The GPA introduces several new changes, among which there is the obligation, under certain circumstances, to register on the online database of the newly established foundation “Zentrale Stelle” – subject to the supervision of the German Federal Environmental Agency, the Umweltbundesamt – in order to be entitled to introduce new packaging items on the market.

Packaging items that require registration and licensing under the new GPA are sales packaging (“Verkaufsverpackungen”) and secondary packaging or outer packaging (“Umverpackungen”) under two conditions: They

  1. are filled with products, and
  2. typically end up, after being used, as waste at (i) a private final consumer or (ii) equivalent places of waste generation (“gleichgestellte Anfallstellen”) – such as
  • restaurants,
  • hotels,
  • canteens,
  • administrations,
  • hospitals,
  • educational , charitable or military institutions,
  • service stations etc. – all irrespective of the quantities of waste generated there
  • smaller craft and agricultural businesses – if the packaging waste produced is collected in separate waste containers for paper, cardboard and board, as well as plastic, metallic and composite packaging not exceeding 1,100 litres each and subject to disposal at a conventional household rate (instead of a business-like rate).

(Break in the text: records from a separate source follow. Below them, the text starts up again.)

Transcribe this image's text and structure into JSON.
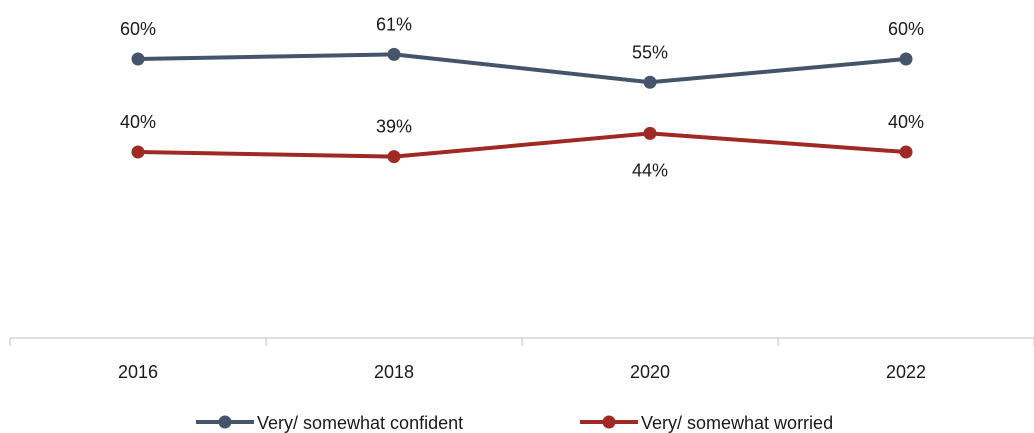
{
  "chart_data": {
    "type": "line",
    "title": "",
    "xlabel": "",
    "ylabel": "",
    "categories": [
      "2016",
      "2018",
      "2020",
      "2022"
    ],
    "ylim": [
      0,
      70
    ],
    "grid": false,
    "legend_position": "bottom",
    "series": [
      {
        "name": "Very/ somewhat confident",
        "values": [
          60,
          61,
          55,
          60
        ],
        "labels": [
          "60%",
          "61%",
          "55%",
          "60%"
        ],
        "label_position": [
          "above",
          "above",
          "above",
          "above"
        ],
        "color": "#44546a"
      },
      {
        "name": "Very/ somewhat worried",
        "values": [
          40,
          39,
          44,
          40
        ],
        "labels": [
          "40%",
          "39%",
          "44%",
          "40%"
        ],
        "label_position": [
          "above",
          "above",
          "below",
          "above"
        ],
        "color": "#9e2a23"
      }
    ],
    "axis_color": "#bfbfbf"
  }
}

These obligations generally also apply to online retailers – because the new GPA explicitly states that it also applies to shipping packaging: If their packaging fulfils the conditions above, they must register their packaging and participate in a disposal and recycling system. This also applies to so-called secondary packaging, in which packaged products are additionally packed. The Zentrale Stelle will provide guidance on how to interpret the GPA in form of a guideline and a catalogue (listing, in its latest 2018 draft, 36 product groups for 417 products) – which, has yet, despite being announced for autumn 2018, not been published (cf. the latest info on the consultation process).

Practical tips:

  1. Producers and all other economic operators who market packaged products in Germany have to comply with the new law – even if based abroad if they sell into Germany. The term “producer” is quite broad and includes importers and distributors putting the packaging into circulation for the first time (sec. 3 para. 12 GPA).
  2. Producers and retailers must not place packaging on the market if it is not registered or not properly registered though being subject to registration. Non-compliance may result in severe consequences, including fines, damage claims and confiscation of profits.
  3. The new German Packaging Act applies from 1 January 2019. It implements the EU Packaging Directive 94/62/EC (as did the previous German Packaging Regulation). The new GPA aims at further raising the ecological standards and specific conditions for a well-functioning competition among the companies participating in the dual system for waste disposal and recycling and a fair behaviour among all parties on the market (thus developing the goals of the precedent GPR).
  4. There is no transition period. Registration, if a new obligation not previously provided for under the GPR, must take place by 01.01.2019 at the latest. Producers, importers and retailers as all other economic operators concerned can easily register online: https://lucid.verpackungsregister.org/
  5. In light of the definitions above, not requiring registration are, e.g., the following exceptions:
  • any export packaging that is not going to end up as waste in Germany;
  • large commercial packaging ending up as waste in the industry sector – i.e. not at private final consumers nor at equivalent places of waste generation;
  • transport packaging aimed at facilitating the transportation but usually not passed on to the final consumer;
  • reusable packaging and sales packaging for pollutant-containing products.
  1. Producers and retailers have to comply with several further laws on packaging and their labelling if selling products within packing in the European Union (cf. the overview by the European Commission here).